Sud-Tyrol, terres de contrastes et grands paysages
Mariage de charme méridional et de rigueur germanique, le nord de l’Italie offre une alternative réjouissante au tourisme de masse. Une escapade idéale pour anticiper le printemps.
Le Sud-Tyrol est un bouillon de culture où se mélangent –en bonne harmonie– les saveurs italiennes, allemandes et même ladines (une minorité linguistique). Cet assemblage crée une ambiance unique: l’efficacité et le sens de l’ordre germaniques, associés à la douceur de vivre et à l’élégance italienne. Le retour des beaux jours sied à la partie la plus septentrionale d’Italie, dans la région bilingue du Trentin-Haut-Adige.
La contrée –dont une bonne partie des Alpes (les Dolomites) est inscrite au patrimoine mondial de l’UNESCO– se plaît à jouer avec les contrastes: pics acérés et douces prairies, lacs cristallins et vignobles compacts, patrimoine historique et design hypercontemporain.

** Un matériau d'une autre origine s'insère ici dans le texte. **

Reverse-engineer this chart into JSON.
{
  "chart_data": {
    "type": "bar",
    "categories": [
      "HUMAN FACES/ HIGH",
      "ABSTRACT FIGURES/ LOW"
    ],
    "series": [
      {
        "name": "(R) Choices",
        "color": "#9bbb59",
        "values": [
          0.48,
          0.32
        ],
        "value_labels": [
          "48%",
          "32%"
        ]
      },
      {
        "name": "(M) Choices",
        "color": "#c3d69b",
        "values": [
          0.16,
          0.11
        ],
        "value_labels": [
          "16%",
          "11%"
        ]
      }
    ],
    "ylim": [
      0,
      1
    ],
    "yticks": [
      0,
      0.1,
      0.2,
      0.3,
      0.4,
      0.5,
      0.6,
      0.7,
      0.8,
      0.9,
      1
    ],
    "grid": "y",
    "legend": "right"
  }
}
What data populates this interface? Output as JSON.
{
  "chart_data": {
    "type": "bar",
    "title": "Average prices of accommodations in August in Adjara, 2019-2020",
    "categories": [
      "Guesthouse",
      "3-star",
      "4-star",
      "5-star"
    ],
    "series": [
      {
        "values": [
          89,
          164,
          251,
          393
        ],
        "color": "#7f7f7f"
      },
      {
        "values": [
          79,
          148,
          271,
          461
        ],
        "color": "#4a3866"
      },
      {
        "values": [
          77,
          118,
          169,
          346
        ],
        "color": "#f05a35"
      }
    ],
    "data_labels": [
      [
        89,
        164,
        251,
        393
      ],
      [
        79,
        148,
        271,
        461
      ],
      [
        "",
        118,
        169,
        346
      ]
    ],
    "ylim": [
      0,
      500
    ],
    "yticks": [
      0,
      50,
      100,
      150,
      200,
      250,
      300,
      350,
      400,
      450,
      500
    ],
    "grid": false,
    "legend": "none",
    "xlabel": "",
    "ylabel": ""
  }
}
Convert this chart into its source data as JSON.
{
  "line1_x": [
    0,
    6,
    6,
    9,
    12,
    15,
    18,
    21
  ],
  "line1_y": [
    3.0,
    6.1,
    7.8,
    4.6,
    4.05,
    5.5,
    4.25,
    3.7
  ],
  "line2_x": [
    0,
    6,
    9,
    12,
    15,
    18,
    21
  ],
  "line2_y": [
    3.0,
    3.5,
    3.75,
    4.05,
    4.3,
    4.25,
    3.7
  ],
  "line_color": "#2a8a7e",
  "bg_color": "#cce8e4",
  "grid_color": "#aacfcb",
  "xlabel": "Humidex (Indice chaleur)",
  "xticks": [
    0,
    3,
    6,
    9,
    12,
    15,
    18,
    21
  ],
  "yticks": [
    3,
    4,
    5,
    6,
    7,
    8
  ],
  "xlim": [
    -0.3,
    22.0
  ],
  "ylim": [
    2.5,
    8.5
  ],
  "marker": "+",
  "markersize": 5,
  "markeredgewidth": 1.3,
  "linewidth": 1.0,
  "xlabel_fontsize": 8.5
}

L’Histoire nous apprend que ce territoire fut rattaché à l’Italie en 1919. Après la Seconde Guerre mondiale, les Alliés imposèrent un traité de protection de la minorité germanophone, avec une forte autonomie pour la province autonome de Bolzano (Sud-Tyrol) et celle du Trentin. Ce statut en fait aujourd’hui la région la plus riche d’Italie, une prospérité qui n’empêche pas certaines aspirations indépendantistes visant à créer un «État libre du Tyrol du Sud» ou un rattachement à l’Autriche.

ANNÉES FOLLES
Au tournant du XXe siècle, toute l’aristocratie européenne se baladait d’hôtel en hôtel, avec ses points de rencontre saisonniers. Comme la Côte d’Azur, la circonscription de l’actuel Haut-Adige voit s’oxygéner la Cour austro-hongroise dans de somptueux palaces aujourd’hui parfois à l’abandon ou reconvertis en appartements de vacances, comme au col de Mendel.
Dans l’effervescence du tourisme naissant, un certain Josef Staffler –hôtelier à Bolzano– imagine la construction d’un moyen de transport capable de hisser sa clientèle jusque sur les hauteurs du Colle. À son initiative, on inaugure en 1908 l’un des premiers téléphériques pour passagers au monde. L’engin les conduit en 15 minutes jusqu’à 1’250 mètres d’altitude. L’attraction fait alors sensation.
VAGABONDAGES
Le printemps incite le visiteur à tirer le meilleur des innombrables circuits pédestres et pistes cyclables, formant une véritable toile d’araignée adossée à l’impressionnant réseau des transports publics disponible aux confins de la Suisse et de l’Autriche. Dès lors qu’une même carte forfaitaire prolonge l’offre des CFF en donnant accès aux innombrables trains régionaux, bus, funiculaires et autres télécabines de la région, pourquoi s’encombrer d’un véhicule privé? Fixer son itinéraire en fonction de la météo et des envies du moment devient un jeu d’enfant.
Le programme pourra inclure les spectaculaires Dolomites et le parc national du Stelvio; par temps de pluie, les bienfaisantes eaux thermales de Merano ou quelque musée digne d’intérêt, comme celui de Bolzano, célèbre pour sa momie Ötzi vieille de plus de 5000 ans.
Les visiteurs s’émerveilleront devant les vastes zones de vergers où le Sud-Tyrol récolte plus d’un million de tonnes de pommes par an (environ 50% de la production italienne). Les chasseurs d’images pointeront leurs objectifs sur quelques-uns des plus beaux villages d’Italie avec leurs abbayes, châteaux, chalets aux toits pentus, chapelles aux clochers à bulbe et paysages façonnés par l’histoire alpine.